23 Avril 2018

Sénégal: Parrainage - La Société civile appelle la classe politique au dialogue

Après avoir pris acte de l'adoption de la loi sur le parrainage, jeudi dernier, par l'Assemblée nationale, le collectif de la société civile et les médiateurs ont appelé les acteurs du processus électoral, la classe politique en particulier, à mettre à profit le mois qui les séparent de l'examen de la loi organique pour renouer le fil du dialogue et rétablir la confiance afin de trouver des consensus forts sur les modalités de mise en œuvre du parrainage.

Selon l'expert électoral Valdiodio Ndiaye, «avant d'intégrer la loi portant parrainage dans le Code électoral, le dialogue doit être renoué à l'Assemblée nationale».

Pour lui, «le processus n'est pas encore achevé» et l'adoption de cette loi constitue «une opportunité de renouer le fil du dialogue avec le gouvernement qui va se présenter à l'Hémicycle, encore une fois, avec la venue du ministre de l'Intérieur pour l'intégration de cette loi dans le Code électoral».

En effet, poursuit-il, «si l'on suit bien la démarche institutionnelle, c'est que le président de la République va, après l'adoption, promulguer la loi constitutionnelle.

Et la suite, objectivement, c'est d'attendre le moment du passage du ministre de l'Intérieur à l'Assemblée nationale parce qu'il y a nécessité de modifier le Code électoral pour l'intégrer», a-t-il déclaré.

Convaincu qu'avant la modification du Code électoral, des discussions entre les différents partis politiques doivent absolument avoir lieu», à l'issue de cette première phase, «il revient aux acteurs politiques d'initier le dialogue avec les échanges qui auront lieu à l'Assemblée nationale afin de trouver un consensus et d'avoir un document consensuel qui sera adopté», a-t-il soutenu.

Avis partagé par le président du Congad, Amacodou Diouf, selon qui, «l'histoire politique du Sénégal est émaillée de différentes controverses et autres blocages».

C'est ainsi que «les acteurs politiques d'alors, pouvoir comme opposition, s'étaient tous braqués au départ, avant l'adoption du Code consensuel de 1992 actuellement en vigueur», a-t-il rappelé.

Aussi, «quelles que soient la teneur des discours et les circonstances du vote de la loi portant parrainage, rien ne peut justifier que les acteurs politiques ne s'asseyent pour dialoguer.

On est tenu, société civile comme religieux, d'œuvrer pour que le fil du dialogue soit renoué entre les différentes parties prenantes.

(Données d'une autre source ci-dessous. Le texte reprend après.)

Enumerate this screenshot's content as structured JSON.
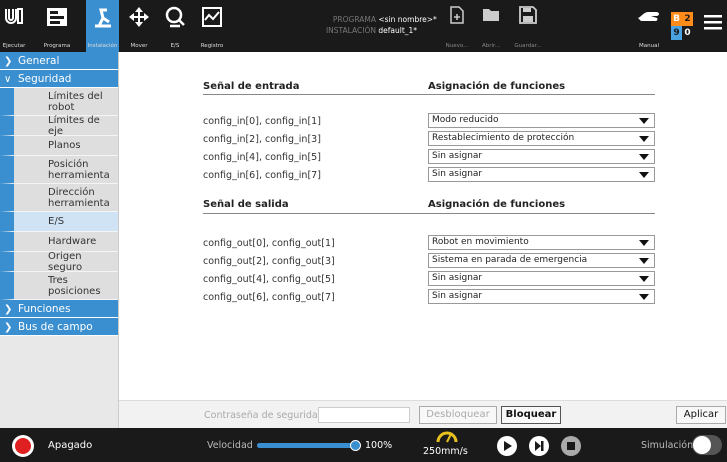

Il nous revient d'asseoir un climat de dialogue, qui n'a ni de début encore moins de fin, pour un Sénégal apaisé, un Sénégal de développement», a-t-il fait savoir.

Pour M. Diouf, «c'est maintenant que les choses sérieuses commencent avec la définition et la formulation des modalités des modifications qui seront apportées à la loi organique. Et c'est nous qui devons susciter le rappel des contenus du dialogue, lesquels existent», dit-il.

A sa suite, le président de l'Ong 3D, Moundiaye Cissé, a estimé que «les deux parties ont des efforts à faire». Selon lui, le chef de l'Etat, qui a encore réitéré son énième appel au dialogue, depuis Paris où il se trouve, « doit joindre l'acte à la parole », mais aussi l'opposition «doit saisir cette occasion pour poser ses doléances».

Toutefois, «si c'est bien d'utiliser un moment solennel pour appeler au dialogue», M. Cissé trouve que «cela seulement ne suffit pas». Le président doit, à son avis, « interroger le canal et le format par lequel il passe » pour ce faire.

Aussi, compte tenu de « la sédimentation de la situation politique nationale qui est très forte avec ce climat préélectoral très tendu, le chef de l'Etat doit instruire ses collaborateurs ou envoyer des émissaires, d'aller rencontrer un à un les leaders des coalitions politiques, pour trouver un format adéquat au dialogue», a-t-il estimé.

Il a, en outre, appelé l'opposition, de son côté « à faire preuve d'ouverture, en acceptant de répondre favorablement à cette invitation du président de la République ».

Sira Ndiaye, députée bby : «Rationaliser les partis politiques»

«Cette loi va nous permettre de rationaliser les partis politiques,d'assainir l'espace politique. Aujourd'hui, il est inacceptable, au Sénégal, avec 15 millions de Sénégalais, qu'on puisse avoir plus de 300 partis politiques.

J'ai voté cette loi pour qu'on ait une démocratie de grande valeur et pour qu'on consolide davantage la démocratie. L'opposition a voulu bloquer le projet de loi alors que ce projet a été débattu pendant plus de 8 heures de temps à lacommission technique.

Et malgré leur appel à l'insurrection, la population n'a pas suivi, parce qu'aujourd'hui, on a une opposition boycotteuse, une opposition indigne».